1. Gesetzliche Grundlagen
Auch die Erstattungsfähigkeit von Privatgutachtenkosten beurteilt sich nach § 91 Abs. 1 S. 1 ZPO, wonach die unterliegende Partei die Kosten des Rechtsstreits zu tragen, insbesondere die dem Gegner erwachsenden Kosten zu erstatten hat, soweit sie zur zweckentsprechenden Rechtsverfolgung oder Rechtsverteidigung notwendig waren. Zu den gem. § 91 Abs. 1 S. 1 ZPO erstattungsfähigen und damit notwendigen Kosten gehören solche, die für Maßnahmen anfallen, die eine verständige und wirtschaftlich vernünftig denkende Partei als sachdienlich ansehen darf. Für die Beurteilung der Notwendigkeit ist dabei auf den Zeitpunkt der Veranlassung der die Kosten auslösenden Maßnahme abzustellen.
2. Privatgutachtenkosten prozessbezogen
Nach der ständigen Rechtsprechung des BGH müssen Privatgutachtenkosten unmittelbar prozessbezogen sein (BGH RVGreport 2017, 182 [Hansens] = AGS 2017, 536; BGH RVGreport 2013, 276 [ders.] = zfs 2013, 526 m.
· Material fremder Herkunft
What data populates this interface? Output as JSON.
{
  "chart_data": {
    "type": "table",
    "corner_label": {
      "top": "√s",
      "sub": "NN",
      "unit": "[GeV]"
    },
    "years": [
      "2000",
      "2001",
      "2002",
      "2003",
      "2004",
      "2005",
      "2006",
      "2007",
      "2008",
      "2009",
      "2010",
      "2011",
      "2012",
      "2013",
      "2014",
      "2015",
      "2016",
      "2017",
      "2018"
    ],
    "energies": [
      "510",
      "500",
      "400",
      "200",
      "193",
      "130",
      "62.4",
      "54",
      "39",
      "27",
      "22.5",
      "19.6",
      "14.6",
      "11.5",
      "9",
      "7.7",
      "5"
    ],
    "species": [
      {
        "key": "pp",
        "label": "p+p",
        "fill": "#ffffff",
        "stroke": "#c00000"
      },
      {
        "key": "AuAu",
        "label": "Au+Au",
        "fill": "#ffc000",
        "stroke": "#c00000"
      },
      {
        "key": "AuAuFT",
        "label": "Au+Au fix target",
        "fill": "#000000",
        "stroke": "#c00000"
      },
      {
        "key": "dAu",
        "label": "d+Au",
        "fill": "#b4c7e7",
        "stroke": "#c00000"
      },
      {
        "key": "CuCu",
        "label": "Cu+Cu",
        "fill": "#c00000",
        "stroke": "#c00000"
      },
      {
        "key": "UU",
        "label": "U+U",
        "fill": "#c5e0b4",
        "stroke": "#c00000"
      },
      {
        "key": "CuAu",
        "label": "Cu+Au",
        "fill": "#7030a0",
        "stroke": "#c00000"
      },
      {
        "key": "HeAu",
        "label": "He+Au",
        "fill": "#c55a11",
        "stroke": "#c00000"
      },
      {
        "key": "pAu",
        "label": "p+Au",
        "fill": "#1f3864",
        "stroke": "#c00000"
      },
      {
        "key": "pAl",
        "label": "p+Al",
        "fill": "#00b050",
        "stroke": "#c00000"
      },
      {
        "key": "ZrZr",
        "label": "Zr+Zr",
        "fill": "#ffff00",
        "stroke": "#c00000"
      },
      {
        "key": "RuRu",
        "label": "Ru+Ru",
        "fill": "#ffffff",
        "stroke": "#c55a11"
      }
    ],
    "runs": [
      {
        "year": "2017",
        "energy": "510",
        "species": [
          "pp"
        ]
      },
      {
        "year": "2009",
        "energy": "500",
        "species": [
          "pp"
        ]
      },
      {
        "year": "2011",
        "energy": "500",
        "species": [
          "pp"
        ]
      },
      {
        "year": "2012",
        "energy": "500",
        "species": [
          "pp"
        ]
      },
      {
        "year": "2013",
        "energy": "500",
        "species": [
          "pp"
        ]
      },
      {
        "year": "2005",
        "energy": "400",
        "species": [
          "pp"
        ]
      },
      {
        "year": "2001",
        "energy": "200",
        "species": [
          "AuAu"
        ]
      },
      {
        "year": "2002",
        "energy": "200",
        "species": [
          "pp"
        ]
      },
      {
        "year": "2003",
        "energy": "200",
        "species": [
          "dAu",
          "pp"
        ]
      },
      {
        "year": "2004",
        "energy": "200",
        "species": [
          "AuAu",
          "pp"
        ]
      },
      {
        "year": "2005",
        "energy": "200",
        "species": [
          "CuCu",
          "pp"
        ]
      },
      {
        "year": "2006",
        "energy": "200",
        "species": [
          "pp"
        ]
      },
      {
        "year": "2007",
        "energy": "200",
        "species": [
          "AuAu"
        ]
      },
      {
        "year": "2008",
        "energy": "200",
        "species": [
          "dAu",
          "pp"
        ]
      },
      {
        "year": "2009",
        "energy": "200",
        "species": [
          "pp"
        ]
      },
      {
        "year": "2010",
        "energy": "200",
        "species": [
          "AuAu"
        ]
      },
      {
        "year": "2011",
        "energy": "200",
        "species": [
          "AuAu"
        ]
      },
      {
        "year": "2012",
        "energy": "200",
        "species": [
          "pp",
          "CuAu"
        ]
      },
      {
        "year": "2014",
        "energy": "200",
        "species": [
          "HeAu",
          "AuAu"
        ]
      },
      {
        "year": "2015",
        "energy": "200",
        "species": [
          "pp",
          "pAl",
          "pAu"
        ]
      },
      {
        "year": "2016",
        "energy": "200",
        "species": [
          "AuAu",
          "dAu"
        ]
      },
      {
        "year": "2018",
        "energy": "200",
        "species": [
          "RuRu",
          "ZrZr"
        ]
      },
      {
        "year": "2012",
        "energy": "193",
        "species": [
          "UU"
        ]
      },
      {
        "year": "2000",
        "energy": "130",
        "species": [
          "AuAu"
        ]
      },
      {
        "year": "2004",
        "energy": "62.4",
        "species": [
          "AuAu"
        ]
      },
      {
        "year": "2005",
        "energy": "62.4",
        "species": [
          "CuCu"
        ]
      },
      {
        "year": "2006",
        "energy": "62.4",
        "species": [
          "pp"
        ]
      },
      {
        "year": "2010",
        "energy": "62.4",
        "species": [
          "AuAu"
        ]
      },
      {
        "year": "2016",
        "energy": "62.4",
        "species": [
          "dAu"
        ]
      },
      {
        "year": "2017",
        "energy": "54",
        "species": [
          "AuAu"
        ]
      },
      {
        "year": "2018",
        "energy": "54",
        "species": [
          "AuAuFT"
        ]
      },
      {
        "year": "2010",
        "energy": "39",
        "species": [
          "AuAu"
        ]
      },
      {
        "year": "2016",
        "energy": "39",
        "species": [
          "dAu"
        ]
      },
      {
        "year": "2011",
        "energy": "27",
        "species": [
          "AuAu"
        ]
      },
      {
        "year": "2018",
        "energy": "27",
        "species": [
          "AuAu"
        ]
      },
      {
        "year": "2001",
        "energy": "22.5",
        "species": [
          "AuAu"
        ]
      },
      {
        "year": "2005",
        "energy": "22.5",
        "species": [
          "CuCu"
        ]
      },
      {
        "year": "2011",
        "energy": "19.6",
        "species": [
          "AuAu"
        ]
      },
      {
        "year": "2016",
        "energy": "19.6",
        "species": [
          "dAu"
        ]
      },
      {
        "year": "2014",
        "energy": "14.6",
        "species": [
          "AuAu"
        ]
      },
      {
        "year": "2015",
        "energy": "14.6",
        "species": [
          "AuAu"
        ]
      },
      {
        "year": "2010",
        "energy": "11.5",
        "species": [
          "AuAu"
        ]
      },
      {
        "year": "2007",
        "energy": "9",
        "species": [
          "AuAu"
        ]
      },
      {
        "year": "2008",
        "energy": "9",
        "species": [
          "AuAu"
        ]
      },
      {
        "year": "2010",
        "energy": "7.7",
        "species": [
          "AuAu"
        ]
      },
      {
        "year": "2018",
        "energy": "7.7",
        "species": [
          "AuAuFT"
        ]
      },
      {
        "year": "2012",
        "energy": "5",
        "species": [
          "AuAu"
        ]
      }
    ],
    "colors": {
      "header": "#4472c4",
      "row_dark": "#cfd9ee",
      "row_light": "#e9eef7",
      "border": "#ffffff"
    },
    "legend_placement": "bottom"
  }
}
Anm. Hansens; BGH RVGreport 2018, 466 [ders.]; BGH RVGreport 2013, 236 [ders.] = zfs 2013, 346; BGH RVGreport 2012, 303 [ders.]; BGH BGHZ 192, 140 = RVGreport 2012, 229 [ders.] = zfs 2012, 285; BGH RVGreport 2008, 191 [ders.] = zfs 2008, 344 m. Anm. Hansens; BGH NJW 1990, 122). Folglich müssen die Privatgutachterkosten dem konkreten Rechtsstreit zuzuordnen sein (BGH RVGreport 2009, 195 [Hansens]; BGH RVGreport 2008,191 [ders.] = zfs 2018, 344 m. Anm. Hansens; BGH RVGreport 2013, 236 [ders.]). Diese Voraussetzungen sind in den folgenden Fallgestaltungen gegeben:
- Die Partei erteilt den Gutachtenauftrag, nachdem der Gegner Klage angedroht hat.
- Die Partei hat den Gutachtenauftrag vor Klagezustellung erteilt, das Privatgutachten ist aber erst nach Zustellung der Klage erstellt worden (so BGH BRAGOreport 2003, 96 [Hansens]).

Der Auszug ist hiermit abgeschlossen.